El exalcalde de Nueva York, Rudy Giuliani, reapareció esta semana en la conducción de su espacio radial tras ser hospitalizado en estado crítico por una neumonía grave. Giuliani, de 81 años, permaneció varios días en la unidad de terapia intensiva de un hospital en Palm Beach, Florida, donde requirió el uso de un respirador artificial.
Su equipo médico y legal atribuye esta complicación a una enfermedad restrictiva de las vías respiratorias, consecuencia de la exposición a contaminantes y polvo tóxico durante las labores de supervisión en la Zona Cero tras los atentados del 11 de septiembre de 2001.
Durante la transmisión de The Rudy Giuliani Show, el exdirigente agradeció el apoyo recibido y mencionó haber mantenido contacto con el presidente Donald Trump durante su convalecencia. Su portavoz, Ted Goodman, confirmó que el estado de Giuliani fue considerado grave, llegando a requerir la asistencia de un sacerdote mientras se encontraba en coma.

El equipo legal de Giuliani evalúa su inclusión en el Programa de Salud del World Trade Center, un fondo federal que cubre tratamientos especializados para las víctimas de los atentados de 2001. Según especialistas consultados por The New York Times, la enfermedad respiratoria que padece puede manifestarse incluso dos décadas después de la exposición inicial a toxinas; el diagnóstico eleva el riesgo de padecer neumonía recurrente y otras complicaciones respiratorias.

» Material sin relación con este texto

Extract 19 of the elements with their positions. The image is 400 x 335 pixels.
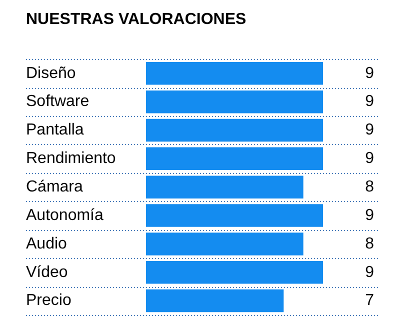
y-tick-label: Vídeo	[26, 264, 68, 281]
y-tick-label: Diseño	[26, 64, 76, 82]
data-label: 9	[365, 264, 374, 281]
data-label: 7	[365, 292, 374, 310]
data-label: 9	[365, 93, 374, 110]
y-tick-label: Autonomía	[26, 206, 104, 224]
chart-title: NUESTRAS VALORACIONES	[26, 11, 246, 28]
data-label: 8	[365, 235, 374, 252]
y-tick-label: Rendimiento	[26, 150, 116, 168]
data-label: 9	[365, 150, 374, 168]
data-label: 8	[365, 178, 374, 196]
y-tick-label: Audio	[26, 235, 68, 252]
y-tick-label: Cámara	[26, 178, 84, 196]
data-label: 9	[365, 206, 374, 224]
y-tick-label: Precio	[26, 292, 72, 310]
y-tick-label: Software	[26, 93, 90, 110]
y-tick-label: Pantalla	[26, 122, 84, 139]
data-label: 9	[365, 122, 374, 139]
data-label: 9	[365, 64, 374, 82]
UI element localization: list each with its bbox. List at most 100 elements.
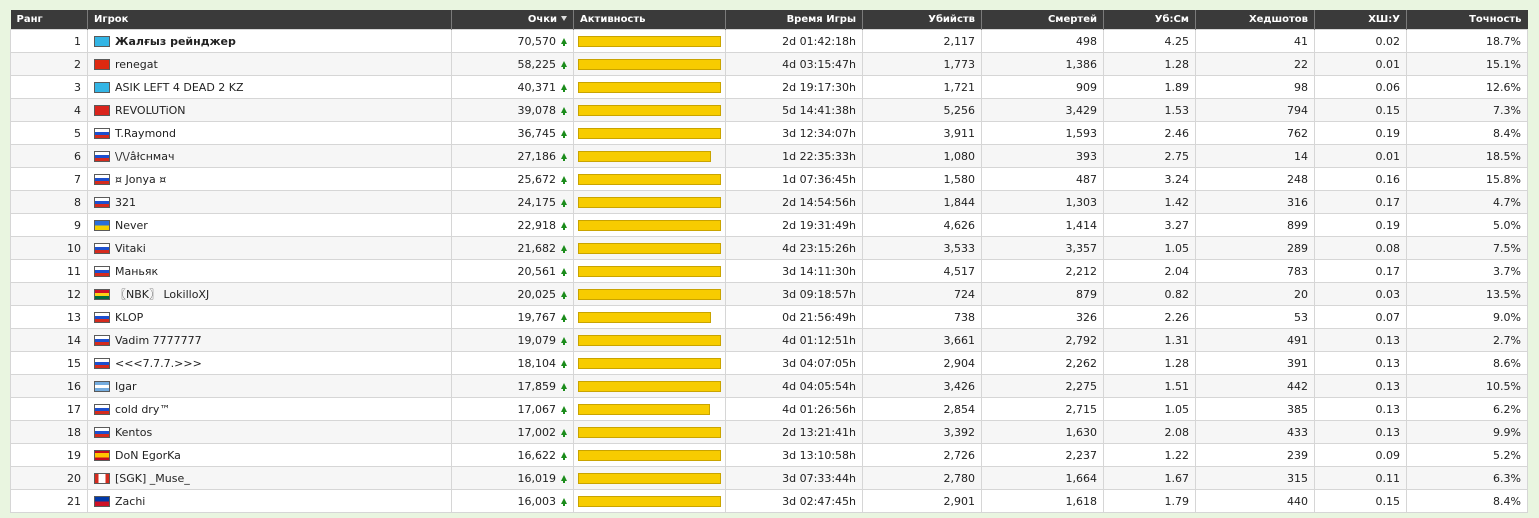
table-row: 10 Vitaki 21,682 4d 23:15:26h 3,533 3,357 1.05…: [10, 236, 1528, 260]
player-name-link[interactable]: renegat: [115, 57, 158, 71]
player-name-link[interactable]: ASIK LEFT 4 DEAD 2 KZ: [115, 80, 244, 94]
points-cell: 36,745: [451, 121, 574, 145]
kz-flag-icon: [94, 81, 110, 93]
deaths-cell: 487: [981, 167, 1104, 191]
col-kd-header[interactable]: Уб:См: [1103, 10, 1196, 30]
player-cell[interactable]: Igar: [87, 374, 452, 398]
player-name-link[interactable]: Vitaki: [115, 241, 146, 255]
kills-cell: 1,844: [862, 190, 982, 214]
accuracy-cell: 10.5%: [1406, 374, 1528, 398]
points-value: 58,225: [517, 57, 557, 71]
table-row: 9 Never 22,918 2d 19:31:49h 4,626 1,414 3.27 89…: [10, 213, 1528, 237]
player-cell[interactable]: KLOP: [87, 305, 452, 329]
time-cell: 3d 04:07:05h: [725, 351, 863, 375]
player-cell[interactable]: \/\/âłcнмaч: [87, 144, 452, 168]
player-name-link[interactable]: KLOP: [115, 310, 144, 324]
kills-cell: 2,726: [862, 443, 982, 467]
points-cell: 22,918: [451, 213, 574, 237]
player-name-link[interactable]: Жалғыз рейнджер: [115, 34, 236, 48]
kd-cell: 2.26: [1103, 305, 1196, 329]
col-time-header[interactable]: Время Игры: [725, 10, 863, 30]
player-cell[interactable]: DoN EgorKa: [87, 443, 452, 467]
activity-cell: [573, 259, 726, 283]
accuracy-cell: 3.7%: [1406, 259, 1528, 283]
table-row: 1 Жалғыз рейнджер 70,570 2d 01:42:18h 2,117 4…: [10, 29, 1528, 53]
player-name-link[interactable]: Маньяк: [115, 264, 159, 278]
player-cell[interactable]: 〖NBK〗 LokilloXJ: [87, 282, 452, 306]
player-cell[interactable]: <<<7.7.7.>>>: [87, 351, 452, 375]
table-row: 17 cold dry™ 17,067 4d 01:26:56h 2,854 2,715 1…: [10, 397, 1528, 421]
player-name-link[interactable]: cold dry™: [115, 402, 171, 416]
activity-bar: [578, 35, 721, 47]
headshots-cell: 440: [1195, 489, 1315, 513]
rank-cell: 13: [10, 305, 88, 329]
player-name-link[interactable]: \/\/âłcнмaч: [115, 149, 175, 163]
player-cell[interactable]: Zachi: [87, 489, 452, 513]
player-cell[interactable]: T.Raymond: [87, 121, 452, 145]
col-points-header[interactable]: Очки: [451, 10, 574, 30]
points-value: 17,859: [517, 379, 557, 393]
col-deaths-header[interactable]: Смертей: [981, 10, 1104, 30]
player-cell[interactable]: Vitaki: [87, 236, 452, 260]
headshots-cell: 385: [1195, 397, 1315, 421]
points-value: 17,002: [517, 425, 557, 439]
deaths-cell: 2,275: [981, 374, 1104, 398]
player-cell[interactable]: Never: [87, 213, 452, 237]
col-activity-header[interactable]: Активность: [573, 10, 726, 30]
ph-flag-icon: [94, 495, 110, 507]
accuracy-cell: 9.9%: [1406, 420, 1528, 444]
table-row: 12 〖NBK〗 LokilloXJ 20,025 3d 09:18:57h 724 87…: [10, 282, 1528, 306]
time-cell: 3d 02:47:45h: [725, 489, 863, 513]
player-name-link[interactable]: Kentos: [115, 425, 153, 439]
hsk-cell: 0.06: [1314, 75, 1407, 99]
kills-cell: 4,517: [862, 259, 982, 283]
player-name-link[interactable]: <<<7.7.7.>>>: [115, 356, 202, 370]
kd-cell: 2.46: [1103, 121, 1196, 145]
hsk-cell: 0.09: [1314, 443, 1407, 467]
player-cell[interactable]: ASIK LEFT 4 DEAD 2 KZ: [87, 75, 452, 99]
player-name-link[interactable]: REVOLUTiON: [115, 103, 186, 117]
time-cell: 1d 07:36:45h: [725, 167, 863, 191]
points-cell: 70,570: [451, 29, 574, 53]
points-cell: 17,859: [451, 374, 574, 398]
kd-cell: 1.89: [1103, 75, 1196, 99]
player-cell[interactable]: 321: [87, 190, 452, 214]
col-kills-header[interactable]: Убийств: [862, 10, 982, 30]
trend-up-icon: [561, 152, 567, 161]
vn-flag-icon: [94, 104, 110, 116]
player-cell[interactable]: [SGK] _Muse_: [87, 466, 452, 490]
player-name-link[interactable]: Never: [115, 218, 148, 232]
player-name-link[interactable]: Vadim 7777777: [115, 333, 202, 347]
player-name-link[interactable]: 〖NBK〗 LokilloXJ: [115, 288, 210, 301]
player-name-link[interactable]: [SGK] _Muse_: [115, 471, 190, 485]
player-cell[interactable]: ¤ Jonya ¤: [87, 167, 452, 191]
col-rank-header[interactable]: Ранг: [10, 10, 88, 30]
player-name-link[interactable]: 321: [115, 195, 136, 209]
player-cell[interactable]: cold dry™: [87, 397, 452, 421]
player-name-link[interactable]: T.Raymond: [115, 126, 176, 140]
player-cell[interactable]: REVOLUTiON: [87, 98, 452, 122]
player-cell[interactable]: Vadim 7777777: [87, 328, 452, 352]
player-cell[interactable]: Жалғыз рейнджер: [87, 29, 452, 53]
kills-cell: 5,256: [862, 98, 982, 122]
player-name-link[interactable]: DoN EgorKa: [115, 448, 181, 462]
time-cell: 4d 03:15:47h: [725, 52, 863, 76]
col-accuracy-header[interactable]: Точность: [1406, 10, 1528, 30]
deaths-cell: 1,593: [981, 121, 1104, 145]
player-name-link[interactable]: Zachi: [115, 494, 146, 508]
points-value: 27,186: [517, 149, 557, 163]
player-cell[interactable]: Kentos: [87, 420, 452, 444]
col-hsk-header[interactable]: ХШ:У: [1314, 10, 1407, 30]
kd-cell: 1.28: [1103, 52, 1196, 76]
rank-cell: 21: [10, 489, 88, 513]
player-cell[interactable]: renegat: [87, 52, 452, 76]
col-headshots-header[interactable]: Хедшотов: [1195, 10, 1315, 30]
kd-cell: 0.82: [1103, 282, 1196, 306]
headshots-cell: 20: [1195, 282, 1315, 306]
rank-cell: 11: [10, 259, 88, 283]
player-cell[interactable]: Маньяк: [87, 259, 452, 283]
player-name-link[interactable]: Igar: [115, 379, 137, 393]
col-player-header[interactable]: Игрок: [87, 10, 452, 30]
player-name-link[interactable]: ¤ Jonya ¤: [115, 172, 167, 186]
headshots-cell: 289: [1195, 236, 1315, 260]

La integración a este programa de salud podría facilitar el acceso de Giuliani al Fondo de Indemnización a las Víctimas, en un contexto marcado por dificultades financieras y procesos judiciales. En los últimos años, el exalcalde enfrentó condenas económicas millonarias, incluyendo un fallo de 148 millones de dólares por difamación en Georgia y deudas pendientes con sus equipos legales.
A pesar de sus problemas de salud y desafíos legales, Giuliani recibió un respaldo político significativo con el anuncio de la Medalla Presidencial de la Libertad por parte de Donald Trump en 2025. El reconocimiento se basa en su trayectoria pública tras el 11-S y en su reciente proceso de rehabilitación física. Andrew Giuliani, hijo del exalcalde, se encargó de registrar los detalles de la recuperación de su padre, quien planea utilizar sus plataformas digitales para relatar su paso por el coma y la intervención médica que permitió su estabilización.